We cannot even begin to imagine the dimension of the April 10th eruption 200 years ago (1815) on the Indonesian island of Sumbawa: Mount Tambora exploded, jettisoning its entire peak some 1,200 m high into the air leaving but the foot of the mountain adorned with a gigantic caldera. Unfathomable masses of volcanic material were strewn around the island and proximity, much of which fell into the ocean or was spewed as volcanic ash high into the atmosphere where it circulated the globe.
The event is registered as the largest volcanic eruption in human history. Sediments or tsunami traces show that there were even more massive eruptions during the course of past millennia.
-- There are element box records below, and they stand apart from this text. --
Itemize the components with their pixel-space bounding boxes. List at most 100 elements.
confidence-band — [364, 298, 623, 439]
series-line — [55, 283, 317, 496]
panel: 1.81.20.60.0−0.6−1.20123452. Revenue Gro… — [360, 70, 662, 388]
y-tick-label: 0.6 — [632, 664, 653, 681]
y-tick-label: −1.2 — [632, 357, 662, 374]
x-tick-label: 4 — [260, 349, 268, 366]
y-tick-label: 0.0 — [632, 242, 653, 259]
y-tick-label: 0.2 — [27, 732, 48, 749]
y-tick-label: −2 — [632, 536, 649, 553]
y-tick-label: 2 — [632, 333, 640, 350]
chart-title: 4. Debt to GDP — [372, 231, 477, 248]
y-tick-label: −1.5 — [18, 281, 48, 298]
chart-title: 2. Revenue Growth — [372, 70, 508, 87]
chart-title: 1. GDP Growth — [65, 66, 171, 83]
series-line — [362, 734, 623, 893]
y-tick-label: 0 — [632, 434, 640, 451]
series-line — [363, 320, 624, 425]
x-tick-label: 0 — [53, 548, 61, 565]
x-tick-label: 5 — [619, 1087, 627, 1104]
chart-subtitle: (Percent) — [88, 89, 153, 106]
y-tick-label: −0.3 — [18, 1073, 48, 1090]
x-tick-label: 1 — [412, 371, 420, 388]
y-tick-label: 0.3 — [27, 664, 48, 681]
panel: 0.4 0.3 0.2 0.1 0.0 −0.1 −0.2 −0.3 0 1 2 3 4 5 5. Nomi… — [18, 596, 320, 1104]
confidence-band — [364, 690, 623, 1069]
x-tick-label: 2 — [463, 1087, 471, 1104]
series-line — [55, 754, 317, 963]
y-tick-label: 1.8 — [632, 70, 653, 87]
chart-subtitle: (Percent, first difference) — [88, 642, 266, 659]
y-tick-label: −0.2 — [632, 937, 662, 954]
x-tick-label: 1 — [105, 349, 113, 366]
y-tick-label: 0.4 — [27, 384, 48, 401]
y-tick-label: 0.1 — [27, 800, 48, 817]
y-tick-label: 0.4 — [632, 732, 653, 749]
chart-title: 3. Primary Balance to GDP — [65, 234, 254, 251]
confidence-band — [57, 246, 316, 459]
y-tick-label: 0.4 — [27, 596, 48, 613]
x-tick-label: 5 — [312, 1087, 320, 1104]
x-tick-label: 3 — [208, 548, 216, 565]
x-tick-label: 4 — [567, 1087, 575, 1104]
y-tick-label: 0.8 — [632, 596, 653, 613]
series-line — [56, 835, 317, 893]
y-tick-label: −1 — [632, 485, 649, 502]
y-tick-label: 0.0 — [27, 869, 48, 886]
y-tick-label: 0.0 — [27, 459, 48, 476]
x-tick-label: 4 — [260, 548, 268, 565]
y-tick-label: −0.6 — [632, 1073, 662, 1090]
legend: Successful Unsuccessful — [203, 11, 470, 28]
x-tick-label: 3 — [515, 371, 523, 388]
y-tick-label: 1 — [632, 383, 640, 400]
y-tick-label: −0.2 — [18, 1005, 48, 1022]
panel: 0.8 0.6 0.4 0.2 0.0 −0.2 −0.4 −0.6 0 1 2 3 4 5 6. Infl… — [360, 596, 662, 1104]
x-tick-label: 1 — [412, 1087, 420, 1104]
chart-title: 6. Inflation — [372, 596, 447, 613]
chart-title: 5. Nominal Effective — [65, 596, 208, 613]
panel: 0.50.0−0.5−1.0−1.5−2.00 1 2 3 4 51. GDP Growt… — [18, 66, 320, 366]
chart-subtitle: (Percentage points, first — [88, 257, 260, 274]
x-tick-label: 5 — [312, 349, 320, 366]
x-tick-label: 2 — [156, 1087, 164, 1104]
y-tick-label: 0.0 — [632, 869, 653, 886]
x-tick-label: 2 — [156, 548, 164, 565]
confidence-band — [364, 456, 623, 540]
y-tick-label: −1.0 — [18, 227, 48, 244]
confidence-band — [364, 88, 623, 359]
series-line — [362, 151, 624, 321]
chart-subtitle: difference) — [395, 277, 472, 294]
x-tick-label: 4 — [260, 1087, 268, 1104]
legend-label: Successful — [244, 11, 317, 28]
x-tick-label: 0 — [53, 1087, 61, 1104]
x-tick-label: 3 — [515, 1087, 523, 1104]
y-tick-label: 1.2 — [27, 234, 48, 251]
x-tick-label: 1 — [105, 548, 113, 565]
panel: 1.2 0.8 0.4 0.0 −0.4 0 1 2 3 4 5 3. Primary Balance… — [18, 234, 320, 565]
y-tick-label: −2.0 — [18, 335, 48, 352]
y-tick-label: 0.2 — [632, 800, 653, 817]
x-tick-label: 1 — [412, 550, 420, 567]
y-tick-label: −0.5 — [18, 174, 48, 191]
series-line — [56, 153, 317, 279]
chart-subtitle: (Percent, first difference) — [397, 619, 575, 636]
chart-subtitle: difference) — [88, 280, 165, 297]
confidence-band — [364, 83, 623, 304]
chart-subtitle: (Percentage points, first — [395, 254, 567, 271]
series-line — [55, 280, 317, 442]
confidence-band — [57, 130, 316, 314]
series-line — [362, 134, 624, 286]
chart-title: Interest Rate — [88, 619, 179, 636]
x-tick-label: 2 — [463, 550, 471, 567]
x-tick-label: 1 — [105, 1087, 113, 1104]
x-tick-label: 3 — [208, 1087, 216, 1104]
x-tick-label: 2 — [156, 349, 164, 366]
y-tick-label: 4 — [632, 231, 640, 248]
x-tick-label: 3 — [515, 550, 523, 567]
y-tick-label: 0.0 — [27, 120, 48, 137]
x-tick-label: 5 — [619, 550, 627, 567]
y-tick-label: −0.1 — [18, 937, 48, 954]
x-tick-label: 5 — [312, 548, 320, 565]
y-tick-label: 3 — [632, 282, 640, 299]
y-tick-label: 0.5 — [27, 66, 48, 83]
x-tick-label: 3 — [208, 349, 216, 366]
The catastrophe was not restricted to the time of the eruption. 1816 went down in history as „the year without a summer“: by then, the volcanic dust, which had reached the troposphere, had circulated the entire northern hemisphere blocking the sun’s rays. Temperatures were several degrees lower than in years past and combined with sustained precipitation.
A devastating famine rolled over Central Europe so severe that people attempted to cook soup from grass and bake bread from tree bark. The Iberian peninsula saw the most severe drought in 500 years. The effects were exacerbated by the repercussions of Napoleonic war, which had just come to an end and depleted food reserves.
In India, monsoon rains stopped causing crops to fail and later triggering severe flooding. Historians tie this event in with the cholera epidemic in 1817. China also suffered crop-failure.
In North America food had become very expensive. The House of Representatives nevertheless approved an increase in parliamentary allowance, which caused severe civil unrest. Nearly three out of four incumbents lost their seats.
Cause of the calamity was the extreme high temperature in the core of the Earth. Heat is constantly renewed as a result of radioactive decay of the elements. Temperatures and pressure are so high that stone melts.
A tiny portion of this heat reaches the Earth’s crust and is disengaged as volcanic eruptions or hot springs.
For the most part, the thermodynamic activity causes stone masses to rise and fall, which in turn, causes the continental plates to drift apart. Volcanic activity ensues where the continental plates separate – many such occurrences appear in the Indonesian archipelago. Elsewhere continental plates overlap sending the lower portions back into the oven once again. This is where earthquakes frequently occur. The Pacific shelves, e.g., are overlapped by Chile and California.
The Mount Tambora event was also captured in art: William Turner, English Romanticist and landscape painter, depicted his splendid sunrises. Colorful and multihued, they were the result of tiny volcanic dust particles refracting the light of the rising sun.